20 Des deux préoccupations nouvelles de Wittgenstein – préoccupation pour les contraintes de rationalité autres que vérifonctionnelles et préoccupation pour ces contraintes telles qu’elles œuvrent dans nos jeux de langage quotidiens –, naît donc l’idée d’une nouvelle « grammaire philosophique », qui s’attache à mettre en évidence les contraintes rationnelles régissant notre langage. Et, comme avant elle l’idéographie, cette grammaire philosophique reflète une ontologie. De même que les tautologies, les « règles », qui en sont en quelque sorte une extension, montrent les formes nécessaires de notre monde. Elles les montrent, mais elles ne les énoncent pas ; comme l’indique le terme même de « règle », ce ne sont pas là d’authentiques propositions, même pas des propositions nécessairement vraies. Le statut autant que le fondement des « règles » wittgensteiniennes s’éclaire donc de cette filiation avec les tautologies : est règle un énoncé du langage qui, par son incontestabilité, confère des contraintes rationnelles au langage et au monde que celui-ci exprime.

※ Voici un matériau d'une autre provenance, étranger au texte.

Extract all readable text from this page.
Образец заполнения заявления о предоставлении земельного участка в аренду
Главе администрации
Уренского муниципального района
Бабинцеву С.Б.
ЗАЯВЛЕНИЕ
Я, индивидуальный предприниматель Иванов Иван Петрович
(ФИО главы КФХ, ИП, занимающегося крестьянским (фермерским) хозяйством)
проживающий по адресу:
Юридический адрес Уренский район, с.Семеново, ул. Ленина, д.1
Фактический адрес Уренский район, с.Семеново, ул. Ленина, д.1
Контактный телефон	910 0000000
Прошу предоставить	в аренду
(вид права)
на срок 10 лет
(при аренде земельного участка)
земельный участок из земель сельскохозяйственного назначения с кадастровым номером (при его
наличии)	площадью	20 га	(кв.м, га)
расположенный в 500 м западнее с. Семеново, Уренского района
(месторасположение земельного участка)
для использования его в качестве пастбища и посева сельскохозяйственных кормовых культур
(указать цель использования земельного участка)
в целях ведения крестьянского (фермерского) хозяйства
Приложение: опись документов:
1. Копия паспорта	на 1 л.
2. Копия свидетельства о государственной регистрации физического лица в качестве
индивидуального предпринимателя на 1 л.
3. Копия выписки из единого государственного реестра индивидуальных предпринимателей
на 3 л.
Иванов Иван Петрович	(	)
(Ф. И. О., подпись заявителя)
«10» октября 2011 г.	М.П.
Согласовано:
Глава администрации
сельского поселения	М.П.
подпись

21 Cette réflexion trouvera d’ailleurs, chez le dernier Wittgenstein, un nouveau développement encore, lorsque Wittgenstein s’apercevra que bénéficient aussi de ce statut d’incontestabilité tout une série d’énoncés apparemment factuels qui sont au centre de notre système de certitudes47. En thématisant cette différence entre les authentiques propositions soumises à leurs conditions de vérité et les énoncés empiriques fixes qui structurent le jeu de leur vérification48, le traité De la certitude n’aura pas seulement pour conséquence d’étendre encore l’ensemble des énoncés incontestables au-delà des tautologies et des règles ; il permettra aussi, l’année même où paraît « Les deux dogmes de l’empirisme », de relativiser la distinction entre énoncés analytiques et synthétiques, et ce d’autant plus sûrement que, dans l’évolution d’un jeu de langage, les mêmes énoncés peuvent se rigidifier ou se fluidifier49. Mais ce qui nous importe ici, c’est le statut et le fondement de ces « énoncés fixes ». Dans divers passages de De la certitude, Wittgenstein insistera sur le caractère normatif de ces énoncés, qui en fait des « règles » au sens large : « À quelqu’un qui voudrait formuler des objections contre les propositions indubitables, on pourrait simplement dire : “Absurdités que tout cela !”. Autrement dit ne pas lui répondre mais l’admonester »50. La signification de cette remarque – et de bien d’autres semblables dans toute l’œuvre de Wittgenstein –, c’est l’affirmation du caractère premier et injustifiable des règles.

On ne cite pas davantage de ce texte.